Подобная точка зрения не могла удержаться в революционных XIV и XV столетиях. Она ежеминутно ставила перед духовными отцами труднейшие проблемы, ибо, проведенная в точности, она приводит к такому окончательному выводу: никто не может своим трудом достичь более высокого общественного положения, никто не может нажить богатства, которое дало бы ему возможность покрыть издержки возросшего соответственно его состоянию содержания.
Rusticus должен был, следовательно, всегда оставаться rusticus'ом, artifex — artifex'ом, civis — civis'ом102, никто не имел права купить сельское имение и т. д.; «quae sunt manifeste absurda», что было бы очевидной бессмыслицей, как возражает кардинал Кайетан в своем комментарии против защищаемой, по-видимому, св. Фомой точки зрения. Очевидно, полагает он, для всякого должна быть возможность подняться выше своим трудом, следовательно, также и разбогатеть. И он обосновывает эту возможность следующим образом: если кто-нибудь обладает выдающимися качествами (добродетелями), которые делают его способным перерасти свое сословное положение, то он должен иметь и право добывать к этому средства, соответствующие более высокому состоянию: его стремление к наживе, его большее богатство остаются тогда все еще в границах его природы; высшее сословное положение отвечает его одаренности; его стремление перерасти свое общественное положение должно быть оцениваемо сообразно размеру его одаренности: «mensuratur quippe horum appetitus ascendendi penes quantitatem suae yirtutis». Этим истолкованием правила св. Фомы был, таким образом, освобожден путь капиталистическим предпринимателям для их восхождения. Те люди, «которые выделяются из массы благодаря особым дарам», которым «по праву подобает господство над другими, хотя они и не господа», — те люди, ум которых направлен на коммерцию и другие великие дела, как это обозначает Антонин: «intenti ad mercationes et alia magna Opera», они могли теперь с полной апробацией со стороны церковных инстанций стремиться к своей наживе, могли накоплять капиталы, сколько хотели: они оставались теперь безнаказанными (306).

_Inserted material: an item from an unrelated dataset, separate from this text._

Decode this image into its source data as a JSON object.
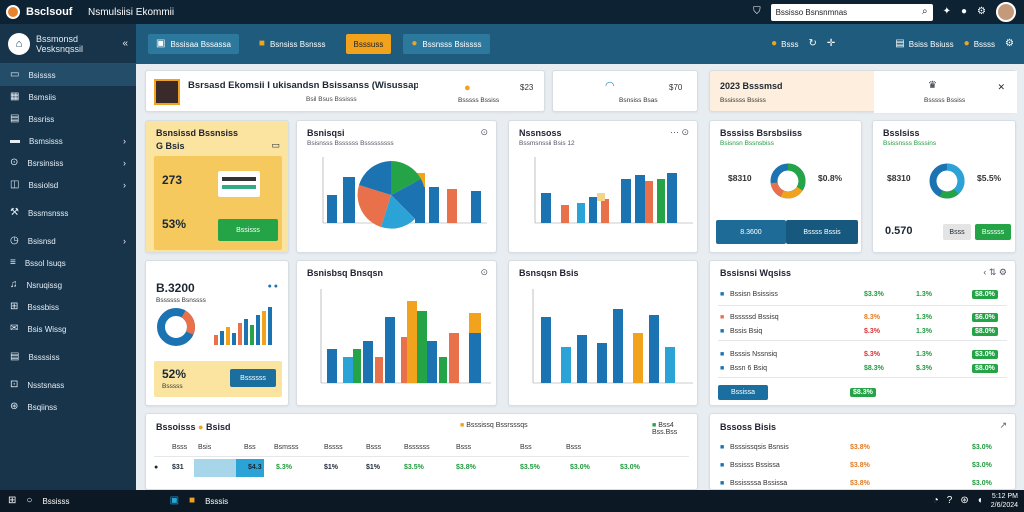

«Сколько хотели», причем само собой разумеется, что их стремление к наживе: 1) осуществляется в границах разума и 2) не нарушает заповедей нравственности в выборе средств. Неразумно и поэтому заслуживает наказания поведение того, который стремится к наживе из-за наживы, накопляет богатства из-за богатства, стремится вверх из-за самого возвышения. Такое поведение бессмысленно, ибо не имеет границ (307). В такой же мере заслуживает наказания тот, кто в своей наживе соображения морали и общественного долга ставит на задний план, кто не слышит более голоса своей совести, но из-за коммерческой наживы вредит делу спасения своей души (308). Итак, как я это уже указывал, безграничное и беззастенчивое стремление к наживе осуждается всеми католическими моралистами вплоть до новейшего времени. Они представляют тем самым ту точку зрения, которая жива, как мы видели, еще в «буржуа старого стиля», которая, следовательно, господствовала до конца ранне-капиталистической эпохи, но которая отнюдь не исключала доброй и радостной наживы. Церковно-нравственное учение хотело влиять не столько на размер наживы, сколько на умонаправление капиталистического предпринимателя. Чему оно хотело воспрепятствовать и несомненно помогло ставить препятствия — это перевертыванию всех жизненных ценностей, как оно совершилось только в нашу эпоху.